Ugh. If you have any suggestions, I’d love to hear them! I tend to do a lot of reading, both beta reading and catching up on my TBR. I know people say that you should write, but I find it difficult to really get words down when I’m so focused on something else. It is, however, a good time to do that kind of staring at the wall, thinking really hard work of figuring out a story that’s been brewing for a while.
If you had any rejections, how did you deal with that emotionally? How did this kind of rejection compare to query rejections?
Here’s the thing for me with submission rejections. I don’t want to work with someone who isn’t DEEPLY, MADLY in love with the books that I write. So the passes, for me, just feel like stepping stones to the person who will say yes.
It’s different, too, from query rejections, because I already have someone on my side who believes in the book. That’s really huge for me. I know that even if the book isn’t right for *that* editor, it doesn’t suck, you know?
If you got feedback on a rejection, how did you process it? How do you compare processing an editor’s feedback as compared to a beta reader’s?
Like I said, with THE DIMINISHED, the feedback was ALL OVER THE PLACE. As each pass came in, I assessed how I felt about it. Was there a kernel of truth? Something I could work on?
Truth be told, the way I process feedback doesn’t changed based on who is giving the feedback. I trust my beta readers, I trust that editors have good taste, and I know that every book is not right for every person. So I try to think about how or if each piece of feedback would change or shape the vision I have for my book for the better.
When you got your YES! how did that feel? How did you find out – email, telephone, smoke signal?

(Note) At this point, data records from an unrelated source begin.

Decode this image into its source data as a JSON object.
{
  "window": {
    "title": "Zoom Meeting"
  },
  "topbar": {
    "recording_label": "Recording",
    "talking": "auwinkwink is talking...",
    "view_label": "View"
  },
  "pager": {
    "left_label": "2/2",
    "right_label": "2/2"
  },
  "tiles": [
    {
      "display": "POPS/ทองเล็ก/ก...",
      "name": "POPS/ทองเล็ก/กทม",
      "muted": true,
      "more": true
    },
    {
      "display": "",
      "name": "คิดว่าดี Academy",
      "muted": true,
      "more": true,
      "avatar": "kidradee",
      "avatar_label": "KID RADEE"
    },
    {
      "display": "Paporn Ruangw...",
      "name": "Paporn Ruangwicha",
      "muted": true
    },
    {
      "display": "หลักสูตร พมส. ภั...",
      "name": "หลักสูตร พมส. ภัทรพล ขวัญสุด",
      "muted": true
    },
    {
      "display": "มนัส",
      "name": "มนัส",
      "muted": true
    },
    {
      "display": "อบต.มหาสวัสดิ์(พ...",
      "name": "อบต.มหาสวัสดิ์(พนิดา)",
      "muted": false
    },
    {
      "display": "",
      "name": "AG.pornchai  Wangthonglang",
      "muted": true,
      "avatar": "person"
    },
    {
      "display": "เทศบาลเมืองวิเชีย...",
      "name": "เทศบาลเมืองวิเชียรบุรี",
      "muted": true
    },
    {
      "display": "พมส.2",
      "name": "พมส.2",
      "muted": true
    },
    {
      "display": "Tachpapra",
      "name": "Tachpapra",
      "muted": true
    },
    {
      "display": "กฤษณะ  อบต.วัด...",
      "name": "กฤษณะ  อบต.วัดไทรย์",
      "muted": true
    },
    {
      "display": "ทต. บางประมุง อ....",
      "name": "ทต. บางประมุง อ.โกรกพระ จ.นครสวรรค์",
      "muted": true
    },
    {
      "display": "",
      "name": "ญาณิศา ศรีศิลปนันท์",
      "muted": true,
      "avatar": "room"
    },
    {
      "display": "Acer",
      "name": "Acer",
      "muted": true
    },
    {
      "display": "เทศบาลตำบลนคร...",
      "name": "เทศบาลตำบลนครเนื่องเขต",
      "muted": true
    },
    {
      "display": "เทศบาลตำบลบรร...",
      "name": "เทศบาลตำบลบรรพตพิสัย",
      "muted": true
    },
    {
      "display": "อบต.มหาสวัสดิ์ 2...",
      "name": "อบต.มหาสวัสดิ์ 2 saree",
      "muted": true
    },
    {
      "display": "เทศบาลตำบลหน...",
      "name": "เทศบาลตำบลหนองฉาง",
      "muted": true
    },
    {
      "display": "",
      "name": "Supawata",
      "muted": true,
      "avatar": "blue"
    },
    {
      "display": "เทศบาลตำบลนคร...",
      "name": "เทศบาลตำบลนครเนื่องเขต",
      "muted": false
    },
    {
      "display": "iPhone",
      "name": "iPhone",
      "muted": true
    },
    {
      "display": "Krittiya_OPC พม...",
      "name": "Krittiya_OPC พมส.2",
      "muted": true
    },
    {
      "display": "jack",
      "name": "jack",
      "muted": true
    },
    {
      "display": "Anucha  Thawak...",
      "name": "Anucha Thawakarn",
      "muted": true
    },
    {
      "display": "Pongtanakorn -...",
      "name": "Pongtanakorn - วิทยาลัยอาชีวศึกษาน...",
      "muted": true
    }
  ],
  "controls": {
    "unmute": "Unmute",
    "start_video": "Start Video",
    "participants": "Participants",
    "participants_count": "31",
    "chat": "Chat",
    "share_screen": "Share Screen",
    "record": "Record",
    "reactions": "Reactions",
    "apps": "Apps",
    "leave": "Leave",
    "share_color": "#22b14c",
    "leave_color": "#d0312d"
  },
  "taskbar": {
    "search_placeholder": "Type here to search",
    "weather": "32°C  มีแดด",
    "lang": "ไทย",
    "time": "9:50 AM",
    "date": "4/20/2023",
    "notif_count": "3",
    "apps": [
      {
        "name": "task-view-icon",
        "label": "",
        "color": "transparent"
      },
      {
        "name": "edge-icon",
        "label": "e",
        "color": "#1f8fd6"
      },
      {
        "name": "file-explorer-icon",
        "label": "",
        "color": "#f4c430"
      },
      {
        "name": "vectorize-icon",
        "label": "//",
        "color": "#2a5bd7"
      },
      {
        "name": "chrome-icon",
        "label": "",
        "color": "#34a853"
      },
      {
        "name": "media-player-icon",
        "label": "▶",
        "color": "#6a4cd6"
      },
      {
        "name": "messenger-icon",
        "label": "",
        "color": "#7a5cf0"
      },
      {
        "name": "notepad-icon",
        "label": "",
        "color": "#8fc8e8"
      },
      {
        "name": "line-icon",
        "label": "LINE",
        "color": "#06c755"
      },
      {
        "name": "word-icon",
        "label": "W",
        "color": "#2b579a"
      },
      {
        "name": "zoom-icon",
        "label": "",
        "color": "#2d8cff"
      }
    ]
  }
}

Oh goodness, I was totally over the moon. I work in fundraising for non-profits in my day job, and I was in a meeting with the chair of my board of directors, my boss, and my boss’s boss the day I got the call. I knew I’d gone to acquisitions, so I had my phone with me, which I normally wouldn’t do, and, because of the combination of nerves and trying to get ready for this big meeting, I’d forgotten to turn my ringer off. So as I was presenting our Year to Date Budget, my phone started blaring “Formation” by Beyoncé. It was really hard to say, “I’m so sorry. I need to take this,” with a straight face, but I grabbed my phone and ran out of the room before anyone could say anything.
When I eventually finished giddily screaming with my agent on the phone, I went back to the meeting and after about 30 seconds of congratulations, I resumed my presentation. #reallife
Did you have to wait a period of time before sharing your big news, because of details being ironed out? Was that difficult?
I did, but thankfully not for long! It was SUCH a whirlwind time for me. My boyfriend and I bought a house in October, I signed with my agent in November, my boyfriend and I got engaged in late November, I went on submission in February, got the news about the sale in early April, and signed the contract the day before my wedding at the end of April. So at my wedding, when people were asking me about my book, all I could do was smile! It was intense!! I was so relieved to finally be able to tell people when we made the announcement in May.